Это было «потешно», как Дэн говаривал на репетициях, — зрители ревели от восторга. Вкусы эпохи верней всего, может быть, отражает именно ее юмор: с самыми для нее болезненными и серьезными предметами он обходится так легко, что шутка рождает катарсис. Вот почему в самый разгар лаймхаусских убийств о Големе и его жертвах рассказывали столько анекдотов. Но юмор — не только облегчающее и освобождающее лекарство, он также может служить непризнанным, но общепонятным языком, который придает респектабельность самым темным побуждениям в обществе или его части. Это соображение, возможно, позволит лучше понять одну из сцен в третьем действии «Синей Бороды», когда Сестрица Анна, которую Бородушка несколько дней держал привязанной к стулу, лишается чувств от голода. Тут негодяй отвязывает ее, раскладывает на досках сцены и с размаху садится ей прямо на живот. Сестрица Анна на секунду приподнимает голову и слабым голосом спрашивает:
— Дорогой, что ты со мной делаешь?
— Это лечебная гимнастика. Врач велел мне каждое утро приседать на пустой желудок.
Шутка была удачной и нравилась публике. Но отразилось в ней и то, с какой силой тогдашние лондонцы желали кары для самых разнузданных и развратных женщин. Не столь уж рискованно будет предположить, что существовала связь между убийствами проституток в Лаймхаусе и ритуальным унижением женщины в рождественской пантомиме. Джон Кри, безусловно, смеялся от души, когда Сестрицу Анну сварили живьем с дюжиной картофелин. «Бородушка! — взывала она. — Бородушка! Я только на минутку выскочу, куплю несколько морковок!» Очень аккуратно она вылезла из жестяной посудины, держа в каждой руке по картофелине, которые тут же принялась есть.
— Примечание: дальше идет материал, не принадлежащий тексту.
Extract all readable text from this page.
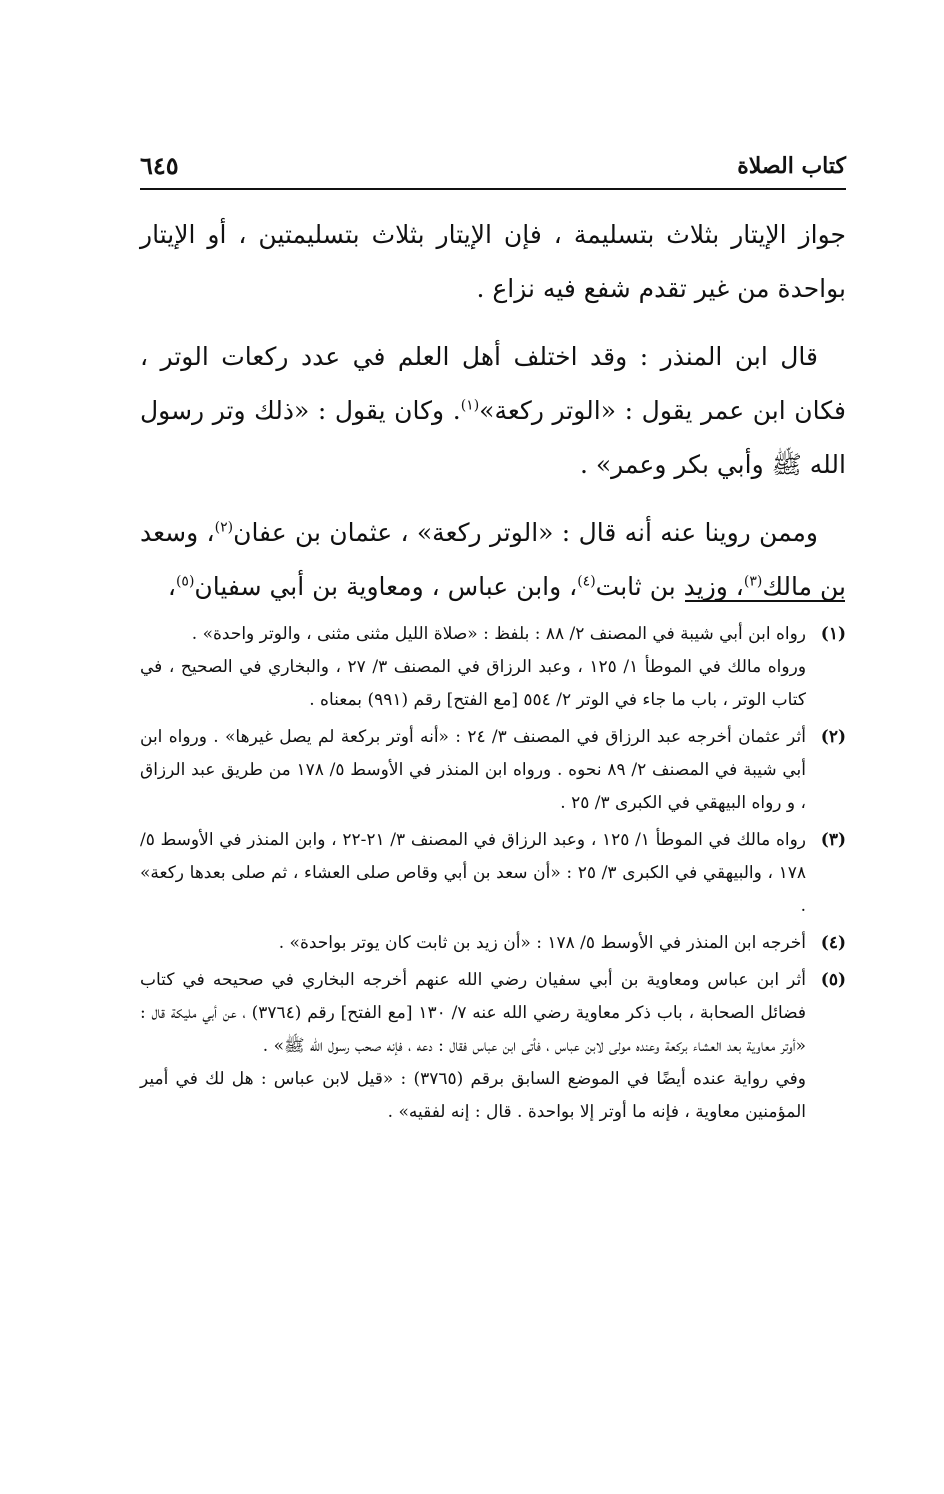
كتاب الصلاة
٦٤٥

جواز الإيتار بثلاث بتسليمة ، فإن الإيتار بثلاث بتسليمتين ، أو الإيتار بواحدة من غير تقدم شفع فيه نزاع .

قال ابن المنذر : وقد اختلف أهل العلم في عدد ركعات الوتر ، فكان ابن عمر يقول : «الوتر ركعة»$^{(١)}$. وكان يقول : «ذلك وتر رسول الله ﷺ وأبي بكر وعمر» .

وممن روينا عنه أنه قال : «الوتر ركعة» ، عثمان بن عفان$^{(٢)}$، وسعد بن مالك$^{(٣)}$، وزيد بن ثابت$^{(٤)}$، وابن عباس ، ومعاوية بن أبي سفيان$^{(٥)}$،

(١)
رواه ابن أبي شيبة في المصنف ٢/ ٨٨ : بلفظ : «صلاة الليل مثنى مثنى ، والوتر واحدة» .
ورواه مالك في الموطأ ١/ ١٢٥ ، وعبد الرزاق في المصنف ٣/ ٢٧ ، والبخاري في الصحيح ، في كتاب الوتر ، باب ما جاء في الوتر ٢/ ٥٥٤ [مع الفتح] رقم (٩٩١) بمعناه .
(٢)
أثر عثمان أخرجه عبد الرزاق في المصنف ٣/ ٢٤ : «أنه أوتر بركعة لم يصل غيرها» . ورواه ابن أبي شيبة في المصنف ٢/ ٨٩ نحوه . ورواه ابن المنذر في الأوسط ٥/ ١٧٨ من طريق عبد الرزاق ، و رواه البيهقي في الكبرى ٣/ ٢٥ .
(٣)
رواه مالك في الموطأ ١/ ١٢٥ ، وعبد الرزاق في المصنف ٣/ ٢١-٢٢ ، وابن المنذر في الأوسط ٥/ ١٧٨ ، والبيهقي في الكبرى ٣/ ٢٥ : «أن سعد بن أبي وقاص صلى العشاء ، ثم صلى بعدها ركعة» .
(٤)
أخرجه ابن المنذر في الأوسط ٥/ ١٧٨ : «أن زيد بن ثابت كان يوتر بواحدة» .
(٥)
أثر ابن عباس ومعاوية بن أبي سفيان رضي الله عنهم أخرجه البخاري في صحيحه في كتاب فضائل الصحابة ، باب ذكر معاوية رضي الله عنه ٧/ ١٣٠ [مع الفتح] رقم (٣٧٦٤) ، عن أبي مليكة قال : «أوتر معاوية بعد العشاء بركعة وعنده مولى لابن عباس ، فأتى ابن عباس فقال : دعه ، فإنه صحب رسول الله ﷺ» .
وفي رواية عنده أيضًا في الموضع السابق برقم (٣٧٦٥) : «قيل لابن عباس : هل لك في أمير المؤمنين معاوية ، فإنه ما أوتر إلا بواحدة . قال : إنه لفقيه» .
Это был Дэн Лино, каким помнила его Элизабет Кри, Дэн Лино с его печальным лицом («исполненная трагизма мордочка обезьянки» — так охарактеризовал это лицо Макс Бирбом), с его мучительным взглядом, с его нервной скороговоркой, обрывающейся на хрипе, с его пожатием плеч и внезапной смешной фразой, подобной вспышке молнии среди туч, — словом, это был Дэн Лино, сохранивший весь пафос и запал юности.
Сестрица Анна под конец поняла, что Бородушка — «не совсем ее партия», и теперь сидела в своей собственной уютной гостиной со старой подругой-наперсницей. Роль Джоанны О'Дуреллы играл Герберт Кэмпбелл, крупный телом и импозантный комический актер, чья материнская полновесность великолепно контрастировала с тщедушной подвижностью Дэна Лино.
— Есть одно обстоятельство, Джоанна, которое причиняет мне боль.
— Что это такое, Анна, голубка?
_Если бы Бородушка исправился, я была бы хороша еще десять лет.
— Но на твоем месте…
— О каком моем месте ты говоришь?
— Не будем сейчас в это входить, дорогая.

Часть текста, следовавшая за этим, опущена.